Friday at the Weinstein Gallery: Opening reception for “Gordon Parks: Invisible Man and Segregation Story.”  The second exhibition of Parks’ work at the Weinstein includes two series of photographs Parks created for Life Magazine in the 1950s: the first for an essay promoting Ralph Ellison’s newly released novel “Invisible Man” and the second documenting life in the Jim Crow South through the experience of a multi-generational family. 6 to 8 p.m. Free. If you’ve never been to an opening reception at the intimate, influential gallery on West 46th St. in Minneapolis, this would be a good start. The exhibition closes May 14.

Photo by Petronella J. Ytsma
Canae Weiss and Erin Anderson Gardner in “Love Person”

Opens Friday at the Park Square: “Love Person.” We’ve heard the saying “love is blind,” but what if love is deaf? What if it speaks Sanskrit or teaches poetry or sends an email to the wrong person by mistake? In Aditi Kapil’s new play, told in ASL, Sanskrit and English, four people struggle to communicate in ways they can all understand. Adult language, sexual references and adult situations. With Elizabeth Efteland, Erin Anderson Gardner, Imram Sheikh and Canae Weiss; directed by Kapil. 7:30 p.m. on the proscenium stage. FMI and tickets ($40/$60). Ends April 10. Here’s a trailer.

Hot tix

Events at The Museum of Russian Art seem to sell out faster than we can mention them.
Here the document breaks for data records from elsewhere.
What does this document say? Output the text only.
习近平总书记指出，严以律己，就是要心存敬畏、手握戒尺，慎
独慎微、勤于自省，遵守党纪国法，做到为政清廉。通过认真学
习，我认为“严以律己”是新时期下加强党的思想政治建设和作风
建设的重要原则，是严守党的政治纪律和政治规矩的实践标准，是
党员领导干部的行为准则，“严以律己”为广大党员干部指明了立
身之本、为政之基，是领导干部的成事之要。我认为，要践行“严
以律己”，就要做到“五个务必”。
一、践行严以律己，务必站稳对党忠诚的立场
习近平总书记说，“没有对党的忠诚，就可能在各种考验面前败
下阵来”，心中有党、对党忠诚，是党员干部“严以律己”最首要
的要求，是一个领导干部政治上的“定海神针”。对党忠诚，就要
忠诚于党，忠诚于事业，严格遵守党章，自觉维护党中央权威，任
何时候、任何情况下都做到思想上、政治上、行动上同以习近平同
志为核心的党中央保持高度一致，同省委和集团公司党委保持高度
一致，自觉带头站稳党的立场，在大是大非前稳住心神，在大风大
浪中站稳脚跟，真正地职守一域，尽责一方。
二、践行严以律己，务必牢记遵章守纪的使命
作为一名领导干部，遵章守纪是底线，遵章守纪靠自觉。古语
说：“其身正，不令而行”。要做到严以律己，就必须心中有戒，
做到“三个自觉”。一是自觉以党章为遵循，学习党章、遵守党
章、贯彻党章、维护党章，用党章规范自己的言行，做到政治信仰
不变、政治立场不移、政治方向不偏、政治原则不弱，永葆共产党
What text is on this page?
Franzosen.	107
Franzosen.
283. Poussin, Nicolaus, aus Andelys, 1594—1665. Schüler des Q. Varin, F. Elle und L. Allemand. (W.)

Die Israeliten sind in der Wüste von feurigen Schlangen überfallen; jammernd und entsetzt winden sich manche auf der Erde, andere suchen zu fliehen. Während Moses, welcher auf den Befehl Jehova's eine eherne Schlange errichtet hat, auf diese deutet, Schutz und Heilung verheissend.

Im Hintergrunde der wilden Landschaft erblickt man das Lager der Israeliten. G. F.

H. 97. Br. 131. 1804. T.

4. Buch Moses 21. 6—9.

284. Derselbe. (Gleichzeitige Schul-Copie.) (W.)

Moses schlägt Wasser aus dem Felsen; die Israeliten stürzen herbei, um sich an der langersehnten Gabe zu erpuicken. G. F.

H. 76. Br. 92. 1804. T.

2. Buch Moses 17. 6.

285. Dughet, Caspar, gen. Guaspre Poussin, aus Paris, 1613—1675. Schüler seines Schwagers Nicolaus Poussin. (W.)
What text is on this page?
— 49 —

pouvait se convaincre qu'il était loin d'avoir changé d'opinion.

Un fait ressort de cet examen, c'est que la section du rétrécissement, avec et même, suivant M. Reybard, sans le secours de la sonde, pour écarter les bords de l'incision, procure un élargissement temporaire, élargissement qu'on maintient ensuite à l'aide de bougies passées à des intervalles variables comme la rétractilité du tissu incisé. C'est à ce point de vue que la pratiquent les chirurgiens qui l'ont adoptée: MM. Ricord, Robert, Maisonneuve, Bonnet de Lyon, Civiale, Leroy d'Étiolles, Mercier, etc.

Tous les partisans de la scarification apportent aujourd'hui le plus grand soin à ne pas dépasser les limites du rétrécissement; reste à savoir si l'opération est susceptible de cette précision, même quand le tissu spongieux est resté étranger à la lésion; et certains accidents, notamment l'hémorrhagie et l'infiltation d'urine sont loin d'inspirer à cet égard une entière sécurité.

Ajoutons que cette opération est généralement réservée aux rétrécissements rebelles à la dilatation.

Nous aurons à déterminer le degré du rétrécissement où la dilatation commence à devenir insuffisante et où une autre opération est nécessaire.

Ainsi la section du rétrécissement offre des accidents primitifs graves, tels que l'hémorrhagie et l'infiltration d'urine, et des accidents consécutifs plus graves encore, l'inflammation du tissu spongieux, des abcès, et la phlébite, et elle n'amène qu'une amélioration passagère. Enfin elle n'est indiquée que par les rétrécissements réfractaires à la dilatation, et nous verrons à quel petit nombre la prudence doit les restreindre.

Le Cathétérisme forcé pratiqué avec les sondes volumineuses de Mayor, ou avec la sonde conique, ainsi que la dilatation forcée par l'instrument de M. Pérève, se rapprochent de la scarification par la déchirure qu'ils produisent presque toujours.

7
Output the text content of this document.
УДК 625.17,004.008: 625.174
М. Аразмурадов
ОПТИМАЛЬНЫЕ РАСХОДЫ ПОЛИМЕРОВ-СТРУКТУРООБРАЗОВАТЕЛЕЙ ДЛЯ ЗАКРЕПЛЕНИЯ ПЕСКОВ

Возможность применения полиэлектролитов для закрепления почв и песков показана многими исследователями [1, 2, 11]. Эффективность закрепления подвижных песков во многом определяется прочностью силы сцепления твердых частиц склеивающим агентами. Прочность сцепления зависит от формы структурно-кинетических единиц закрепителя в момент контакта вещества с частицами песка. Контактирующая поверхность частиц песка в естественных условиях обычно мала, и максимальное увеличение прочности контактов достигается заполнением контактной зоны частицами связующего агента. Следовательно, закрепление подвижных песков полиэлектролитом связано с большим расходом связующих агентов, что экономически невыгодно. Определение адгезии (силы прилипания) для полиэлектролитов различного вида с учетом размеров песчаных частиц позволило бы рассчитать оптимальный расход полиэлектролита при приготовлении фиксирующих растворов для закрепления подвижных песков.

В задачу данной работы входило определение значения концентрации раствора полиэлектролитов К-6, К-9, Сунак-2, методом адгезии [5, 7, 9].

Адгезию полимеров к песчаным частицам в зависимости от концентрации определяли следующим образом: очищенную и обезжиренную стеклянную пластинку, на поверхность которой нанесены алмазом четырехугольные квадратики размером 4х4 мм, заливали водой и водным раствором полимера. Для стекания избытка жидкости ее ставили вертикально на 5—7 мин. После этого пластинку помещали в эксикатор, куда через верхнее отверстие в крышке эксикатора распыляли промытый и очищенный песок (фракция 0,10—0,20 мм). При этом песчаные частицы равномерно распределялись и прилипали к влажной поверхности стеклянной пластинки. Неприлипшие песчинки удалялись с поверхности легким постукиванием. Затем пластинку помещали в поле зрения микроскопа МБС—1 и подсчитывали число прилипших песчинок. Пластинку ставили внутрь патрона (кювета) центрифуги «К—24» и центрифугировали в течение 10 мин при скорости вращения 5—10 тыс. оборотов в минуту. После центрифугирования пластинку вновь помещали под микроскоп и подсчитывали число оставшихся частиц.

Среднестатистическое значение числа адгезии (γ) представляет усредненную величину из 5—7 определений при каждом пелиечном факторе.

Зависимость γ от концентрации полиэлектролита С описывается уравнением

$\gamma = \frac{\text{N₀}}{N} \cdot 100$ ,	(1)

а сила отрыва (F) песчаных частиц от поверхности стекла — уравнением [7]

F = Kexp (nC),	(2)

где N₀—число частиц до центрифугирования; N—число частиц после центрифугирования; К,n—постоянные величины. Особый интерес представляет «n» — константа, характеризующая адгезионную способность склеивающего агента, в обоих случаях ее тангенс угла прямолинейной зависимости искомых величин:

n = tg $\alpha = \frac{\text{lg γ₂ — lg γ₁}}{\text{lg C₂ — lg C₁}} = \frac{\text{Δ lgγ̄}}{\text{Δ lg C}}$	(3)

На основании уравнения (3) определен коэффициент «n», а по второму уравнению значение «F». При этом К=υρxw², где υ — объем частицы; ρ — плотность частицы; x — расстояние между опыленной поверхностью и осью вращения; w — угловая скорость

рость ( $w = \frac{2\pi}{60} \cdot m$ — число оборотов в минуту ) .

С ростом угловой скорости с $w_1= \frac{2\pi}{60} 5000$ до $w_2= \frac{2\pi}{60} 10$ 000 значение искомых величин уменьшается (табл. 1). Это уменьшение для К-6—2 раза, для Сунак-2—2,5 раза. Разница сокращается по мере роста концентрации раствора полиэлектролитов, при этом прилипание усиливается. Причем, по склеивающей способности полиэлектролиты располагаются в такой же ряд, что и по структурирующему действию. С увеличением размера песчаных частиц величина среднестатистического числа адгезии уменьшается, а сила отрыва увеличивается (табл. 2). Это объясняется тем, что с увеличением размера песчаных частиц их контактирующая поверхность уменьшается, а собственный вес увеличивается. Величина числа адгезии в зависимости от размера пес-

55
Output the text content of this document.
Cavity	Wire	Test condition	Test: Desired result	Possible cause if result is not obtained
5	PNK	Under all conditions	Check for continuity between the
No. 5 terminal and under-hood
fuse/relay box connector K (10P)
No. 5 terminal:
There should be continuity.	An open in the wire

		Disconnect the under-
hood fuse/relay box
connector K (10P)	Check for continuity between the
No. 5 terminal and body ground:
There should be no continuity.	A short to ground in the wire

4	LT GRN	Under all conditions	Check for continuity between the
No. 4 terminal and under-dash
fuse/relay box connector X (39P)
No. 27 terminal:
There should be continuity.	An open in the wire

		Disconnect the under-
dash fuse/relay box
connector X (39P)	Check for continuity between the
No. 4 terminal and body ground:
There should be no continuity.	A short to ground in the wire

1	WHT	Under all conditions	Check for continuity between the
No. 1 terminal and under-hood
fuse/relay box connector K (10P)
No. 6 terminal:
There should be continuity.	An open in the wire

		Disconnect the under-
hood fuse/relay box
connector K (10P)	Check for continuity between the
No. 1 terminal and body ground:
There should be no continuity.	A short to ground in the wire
On Monday, April 18, Tom Hanson – diplomat in residence at UMD’s Alsworth Institute, former State Department foreign service officer who served in U.S. embassies in the Soviet Union, East Germany, France, Norway, Sweden and Georgia, most recently Director for NATO and European Affairs at the Atlantic Council of the United States in Washington, D.C. (whew) – will lead a conversation called “Current Trends in Europe.” 5:30 p.m. Registration required ($20/$15 members). Arrive early (TMORA is one museum that’s open on Mondays) and enjoy the exhibitions “Masterpieces of the 20th Century: Russian Realistic Tradition” and “Olexa Bulavitsky: Immigrant Experiences and Ukrainian-American Art.”